Governo em matéria de planejamento e, inclusive, de orçamento e financiamento” (BRASIL, 1986, p. 10).

No projeto elaborado pelo GERES, “as atribuições do órgão, fixando-as sobretudo na definição de normas a serem observadas pelos órgãos executivos do sistema federal de ensino, além das funções de assessoramento na formulação das políticas de governo para a educação” (BRASIL, 1986, p. 10).

No que se refere à carreira no âmbito da IES federal, gostaríamos de destacar a questão da avaliação de desempenho proposta para os professores quanto às atividades do magistério e à produção científica e cultural. O documento produzido pelo GERES reforça as proposições da Comissão Nacional, de que a carreira dos docentes das instituições federais deveria estar associada à avaliação de desempenho. Diz o documento (BRASIL, 1986, p. 15):

A proposta será factível através da instauração da avaliação não apenas dos cursos e instituições, mas também dos próprios docentes. Tanto no projeto de lei que estabelece o novo ente jurídico, quanto no que trata do Conselho Federal de Educação, foram incorporados dispositivos relativos à avaliação pública, externa, vista como o corolário da própria idéia de autonomia da universidade pública.

Na temática relacionada com a gestão da universidade, tanto na Comissão Nacional quanto no GERES o grande debate ficou em torno da escolha dos dirigentes das IES federais, sobretudo os reitores. Existia um grupo que defendia a necessidade de ser respeitada a eleição direta dos reitores, e que caberia ao governo acatar a decisão da comunidade universitária, que escolheria seus dirigentes através do voto paritário.
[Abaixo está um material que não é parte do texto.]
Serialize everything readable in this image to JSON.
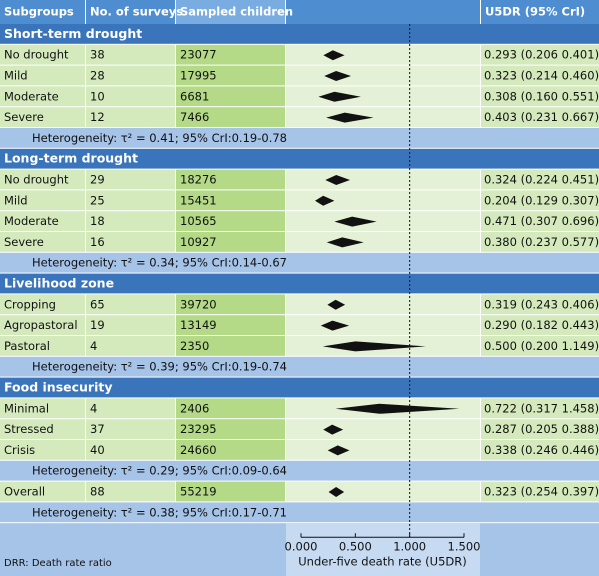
{
  "chart_data": {
    "type": "forest",
    "columns": [
      "Subgroups",
      "No. of surveys",
      "Sampled children",
      "U5DR (95% CrI)"
    ],
    "groups": [
      {
        "title": "Short-term drought",
        "rows": [
          {
            "label": "No drought",
            "surveys": 38,
            "children": 23077,
            "value": 0.293,
            "lower": 0.206,
            "upper": 0.401,
            "value_label": "0.293 (0.206 0.401)"
          },
          {
            "label": "Mild",
            "surveys": 28,
            "children": 17995,
            "value": 0.323,
            "lower": 0.214,
            "upper": 0.46,
            "value_label": "0.323 (0.214 0.460)"
          },
          {
            "label": "Moderate",
            "surveys": 10,
            "children": 6681,
            "value": 0.308,
            "lower": 0.16,
            "upper": 0.551,
            "value_label": "0.308 (0.160 0.551)"
          },
          {
            "label": "Severe",
            "surveys": 12,
            "children": 7466,
            "value": 0.403,
            "lower": 0.231,
            "upper": 0.667,
            "value_label": "0.403 (0.231 0.667)"
          }
        ],
        "heterogeneity": "Heterogeneity:  τ² = 0.41; 95% CrI:0.19-0.78"
      },
      {
        "title": "Long-term drought",
        "rows": [
          {
            "label": "No drought",
            "surveys": 29,
            "children": 18276,
            "value": 0.324,
            "lower": 0.224,
            "upper": 0.451,
            "value_label": "0.324 (0.224 0.451)"
          },
          {
            "label": "Mild",
            "surveys": 25,
            "children": 15451,
            "value": 0.204,
            "lower": 0.129,
            "upper": 0.307,
            "value_label": "0.204 (0.129 0.307)"
          },
          {
            "label": "Moderate",
            "surveys": 18,
            "children": 10565,
            "value": 0.471,
            "lower": 0.307,
            "upper": 0.696,
            "value_label": "0.471 (0.307 0.696)"
          },
          {
            "label": "Severe",
            "surveys": 16,
            "children": 10927,
            "value": 0.38,
            "lower": 0.237,
            "upper": 0.577,
            "value_label": "0.380 (0.237 0.577)"
          }
        ],
        "heterogeneity": "Heterogeneity:  τ² = 0.34; 95% CrI:0.14-0.67"
      },
      {
        "title": "Livelihood zone",
        "rows": [
          {
            "label": "Cropping",
            "surveys": 65,
            "children": 39720,
            "value": 0.319,
            "lower": 0.243,
            "upper": 0.406,
            "value_label": "0.319 (0.243 0.406)"
          },
          {
            "label": "Agropastoral",
            "surveys": 19,
            "children": 13149,
            "value": 0.29,
            "lower": 0.182,
            "upper": 0.443,
            "value_label": "0.290 (0.182 0.443)"
          },
          {
            "label": "Pastoral",
            "surveys": 4,
            "children": 2350,
            "value": 0.5,
            "lower": 0.2,
            "upper": 1.149,
            "value_label": "0.500 (0.200 1.149)"
          }
        ],
        "heterogeneity": "Heterogeneity:  τ² = 0.39; 95% CrI:0.19-0.74"
      },
      {
        "title": "Food insecurity",
        "rows": [
          {
            "label": "Minimal",
            "surveys": 4,
            "children": 2406,
            "value": 0.722,
            "lower": 0.317,
            "upper": 1.458,
            "value_label": "0.722 (0.317 1.458)"
          },
          {
            "label": "Stressed",
            "surveys": 37,
            "children": 23295,
            "value": 0.287,
            "lower": 0.205,
            "upper": 0.388,
            "value_label": "0.287 (0.205 0.388)"
          },
          {
            "label": "Crisis",
            "surveys": 40,
            "children": 24660,
            "value": 0.338,
            "lower": 0.246,
            "upper": 0.446,
            "value_label": "0.338 (0.246 0.446)"
          }
        ],
        "heterogeneity": "Heterogeneity:  τ² = 0.29; 95% CrI:0.09-0.64"
      }
    ],
    "overall": {
      "label": "Overall",
      "surveys": 88,
      "children": 55219,
      "value": 0.323,
      "lower": 0.254,
      "upper": 0.397,
      "value_label": "0.323 (0.254 0.397)",
      "heterogeneity": "Heterogeneity:  τ² = 0.38; 95% CrI:0.17-0.71"
    },
    "x_label": "Under-five death rate (U5DR)",
    "xlim": [
      0,
      1.5
    ],
    "xticks": [
      {
        "value": 0,
        "label": "0.000"
      },
      {
        "value": 0.5,
        "label": "0.500"
      },
      {
        "value": 1,
        "label": "1.000"
      },
      {
        "value": 1.5,
        "label": "1.500"
      }
    ],
    "reference_line": 1,
    "footnote": "DRR: Death rate ratio"
  }
}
Uma segunda corrente defendia que a universidade não é a sociedade em miniatura e que os interesses em torno da gestão da universidade iriam além da comunidade interna – professores, técnico-administrativos e alunos –, pois o público em geral, ou seja, os contribuintes, precisam ter seus interesses representados a partir da representação e da presença do governo nos assuntos das instituições. Então, apesar das discordâncias dentro dos grupos que debateram em torno da Comissão Nacional, o GERES e seu relatório final orientou que listas tríplices com os dirigentes escolhidos pela comunidade interna das instituições sejam enviadas para o governo, que tomará a decisão final na escolha dos gestores das instituições federais. Conforme o documento (BRASIL, 1986, p. 18),

Merece repetido, contudo, que a universidade não é a sociedade em miniatura, mas sim uma instituição específica, em que as várias atividades e interesses a elas ligados devem subordinar-se à missão central de geração e transmissão de conhecimentos. A cidadania acadêmica, diferentemente da que se concede na sociedade global, não igualiza; ao contrário, diferencia, em função do mérito e da competência.
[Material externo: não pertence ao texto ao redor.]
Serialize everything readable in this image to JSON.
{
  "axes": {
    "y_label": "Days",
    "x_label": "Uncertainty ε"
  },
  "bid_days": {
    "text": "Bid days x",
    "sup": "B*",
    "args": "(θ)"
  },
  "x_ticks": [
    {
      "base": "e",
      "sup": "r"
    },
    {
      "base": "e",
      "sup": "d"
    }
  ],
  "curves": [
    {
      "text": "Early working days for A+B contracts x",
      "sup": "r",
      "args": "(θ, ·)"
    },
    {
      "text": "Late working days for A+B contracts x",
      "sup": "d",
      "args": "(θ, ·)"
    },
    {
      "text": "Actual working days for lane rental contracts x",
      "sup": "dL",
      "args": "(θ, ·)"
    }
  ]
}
Quanto aos aspectos do financiamento, o GERES destaca a questão da avaliação de desempenho das instituições, como subsídios para alocação de recursos. Quanto ao financiamento das instituições privadas, um aspecto bastante debatido na Comissão Nacional “considerou o GERES requererem debate mais aprofundado, inclusive no âmbito da Assembléia Nacional Constituinte” (BRASIL, 1986, p. 20).

Conforme destacado anteriormente, na Constituição de 1988 (BRASIL, 1988), a indissociabilidade entre ensino, pesquisa e extensão continua definindo o conceito de universidade e, consequentemente, a autonomia administrativa, didática e financeira; mas ficou aberto o caminho para a diversificação institucional, sobretudo das faculdades isoladas que, de acordo com o GERES, fazem parte da tradição brasileira de formação superior voltada para a profissionalização em instituições de ensino que não desenvolvem pesquisa. A LDB 9.394/96 (BRASIL, 1996) regulamentará essa diversificação institucional para a oferta de educação superior no Brasil.

Conforme Barreyro e Rothen (2008), o GERES foi um grupo executivo que, no Brasil, às vezes, é confundido com legislativo. Os autores destacam que as propostas da Comissão Nacional, da qual os trabalhos do GERES partiram, serão a base para a educação superior que, no Brasil, iria se organizar a partir de meados da década de 1990; e somente os aspectos de relação direta entre avaliação e financiamento foram parcialmente implementados nas instituições.